I am not surprised by these results. I got them very often. The KPSS test for some reason is very sensitive, if not overly so, as it rejects the vast majority of variables as stationary. In other words, it diagnoses almost everything as non-stationary. Because of that, I have stopped using the KPSS test for stationary diagnostics. And, I rely on the other tests that seem fairer and more accurate on this issue. The two other tests you use (PP and ADF) generate far more reliable results on this count. Also, visually you can tell that your variable appears pretty stationary.

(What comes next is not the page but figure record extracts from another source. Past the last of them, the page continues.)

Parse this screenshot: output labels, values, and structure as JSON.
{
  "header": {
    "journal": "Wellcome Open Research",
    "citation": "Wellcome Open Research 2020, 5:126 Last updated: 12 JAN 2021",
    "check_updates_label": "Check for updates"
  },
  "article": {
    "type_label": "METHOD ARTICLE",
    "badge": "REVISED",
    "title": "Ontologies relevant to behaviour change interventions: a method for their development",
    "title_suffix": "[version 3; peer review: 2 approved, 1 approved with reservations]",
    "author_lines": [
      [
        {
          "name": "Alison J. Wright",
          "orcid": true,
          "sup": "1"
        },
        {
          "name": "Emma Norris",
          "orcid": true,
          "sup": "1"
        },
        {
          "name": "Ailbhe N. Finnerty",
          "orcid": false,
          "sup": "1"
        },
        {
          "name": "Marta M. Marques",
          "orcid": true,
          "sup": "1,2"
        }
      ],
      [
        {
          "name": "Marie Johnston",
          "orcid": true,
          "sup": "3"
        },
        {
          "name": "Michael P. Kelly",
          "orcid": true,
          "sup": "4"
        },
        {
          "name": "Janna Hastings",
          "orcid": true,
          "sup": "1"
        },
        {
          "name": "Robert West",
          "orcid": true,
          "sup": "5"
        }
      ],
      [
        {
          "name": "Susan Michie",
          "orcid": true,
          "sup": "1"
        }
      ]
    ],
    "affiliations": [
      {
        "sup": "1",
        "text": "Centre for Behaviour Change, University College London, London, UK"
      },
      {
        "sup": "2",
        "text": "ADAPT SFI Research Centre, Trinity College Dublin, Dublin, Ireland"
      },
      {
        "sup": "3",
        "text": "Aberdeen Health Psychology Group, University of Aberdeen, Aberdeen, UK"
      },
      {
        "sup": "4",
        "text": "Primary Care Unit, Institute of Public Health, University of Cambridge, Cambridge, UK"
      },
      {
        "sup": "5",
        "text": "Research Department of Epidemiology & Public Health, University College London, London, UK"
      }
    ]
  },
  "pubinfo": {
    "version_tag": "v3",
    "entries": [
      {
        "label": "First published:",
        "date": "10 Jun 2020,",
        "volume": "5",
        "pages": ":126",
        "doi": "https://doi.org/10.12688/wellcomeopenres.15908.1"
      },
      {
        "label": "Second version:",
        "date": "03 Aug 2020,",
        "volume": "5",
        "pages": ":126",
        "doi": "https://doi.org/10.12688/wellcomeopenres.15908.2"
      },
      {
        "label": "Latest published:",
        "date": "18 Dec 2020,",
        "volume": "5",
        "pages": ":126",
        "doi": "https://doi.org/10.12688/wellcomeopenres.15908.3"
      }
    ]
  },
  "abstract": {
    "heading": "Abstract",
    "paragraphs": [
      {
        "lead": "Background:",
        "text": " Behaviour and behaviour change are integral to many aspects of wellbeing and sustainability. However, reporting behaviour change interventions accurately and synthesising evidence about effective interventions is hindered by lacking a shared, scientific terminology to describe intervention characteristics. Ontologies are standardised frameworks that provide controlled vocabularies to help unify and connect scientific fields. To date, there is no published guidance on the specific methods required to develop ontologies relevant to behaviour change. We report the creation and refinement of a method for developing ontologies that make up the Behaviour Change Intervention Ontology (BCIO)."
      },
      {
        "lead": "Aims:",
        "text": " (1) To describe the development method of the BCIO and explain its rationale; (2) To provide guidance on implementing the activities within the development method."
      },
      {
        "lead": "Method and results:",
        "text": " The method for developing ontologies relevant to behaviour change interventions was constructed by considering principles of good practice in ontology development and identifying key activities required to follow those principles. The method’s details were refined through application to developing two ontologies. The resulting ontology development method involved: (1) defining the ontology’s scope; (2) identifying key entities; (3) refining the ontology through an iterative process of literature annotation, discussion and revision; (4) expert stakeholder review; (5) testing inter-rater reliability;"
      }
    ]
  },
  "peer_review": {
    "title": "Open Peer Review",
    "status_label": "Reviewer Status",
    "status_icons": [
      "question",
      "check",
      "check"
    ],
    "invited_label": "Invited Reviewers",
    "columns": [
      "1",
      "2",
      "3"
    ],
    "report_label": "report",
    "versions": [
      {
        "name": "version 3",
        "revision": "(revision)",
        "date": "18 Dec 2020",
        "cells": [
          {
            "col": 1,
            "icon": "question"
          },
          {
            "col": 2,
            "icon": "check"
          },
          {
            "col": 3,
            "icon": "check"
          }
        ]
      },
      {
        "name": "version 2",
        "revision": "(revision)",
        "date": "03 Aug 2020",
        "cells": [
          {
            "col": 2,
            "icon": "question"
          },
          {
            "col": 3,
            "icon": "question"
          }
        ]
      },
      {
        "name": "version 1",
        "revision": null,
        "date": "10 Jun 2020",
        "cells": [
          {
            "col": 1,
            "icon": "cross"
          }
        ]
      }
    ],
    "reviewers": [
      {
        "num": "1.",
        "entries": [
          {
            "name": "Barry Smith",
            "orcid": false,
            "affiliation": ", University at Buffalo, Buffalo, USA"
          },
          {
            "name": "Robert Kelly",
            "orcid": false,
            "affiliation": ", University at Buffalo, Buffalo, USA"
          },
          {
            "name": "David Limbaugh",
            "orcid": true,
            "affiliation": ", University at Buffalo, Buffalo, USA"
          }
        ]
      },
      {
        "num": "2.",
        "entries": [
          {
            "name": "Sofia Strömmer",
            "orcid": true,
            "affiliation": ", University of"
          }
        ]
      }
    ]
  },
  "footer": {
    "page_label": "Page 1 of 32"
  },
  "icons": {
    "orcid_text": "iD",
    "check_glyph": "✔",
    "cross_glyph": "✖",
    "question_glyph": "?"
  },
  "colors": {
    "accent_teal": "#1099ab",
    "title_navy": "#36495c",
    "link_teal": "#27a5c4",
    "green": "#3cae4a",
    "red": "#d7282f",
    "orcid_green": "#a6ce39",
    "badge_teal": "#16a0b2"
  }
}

I am revising my answer from 2017. The KPSS test after all does not reject stationarity as often as I thought it did. If you run the test in R, it almost always gives you a p-value of 0.1 making it a bit difficult to accept the null hypothesis that the variable is stationary. But, underneath the calculation you see a red written warning that states "... p-value is greater than the printed value shown." It means that whether the p-value is 0.11 or 0.99, the test result will show it as 0.1. In other words, the KPSS does not reject that a variable is stationary nearly as often as I thought it did. And, now I pretty much use it again all the time in such circumstance. It is nice to run a stationarity test that runs in the opposite direction of the others as its null is that the variable is stationary instead of non-stationary as in all the other tests.
This does not detract that different tests will give you often contradicting results. I typically run three tests, and if the variable passes 2 out of 3 tests, I deem it as adequate evidence that the variable is stationary.
Last but not least, when I look at your time series graph your variable appears stationary enough so that it should not render any model that you build using it "spurious."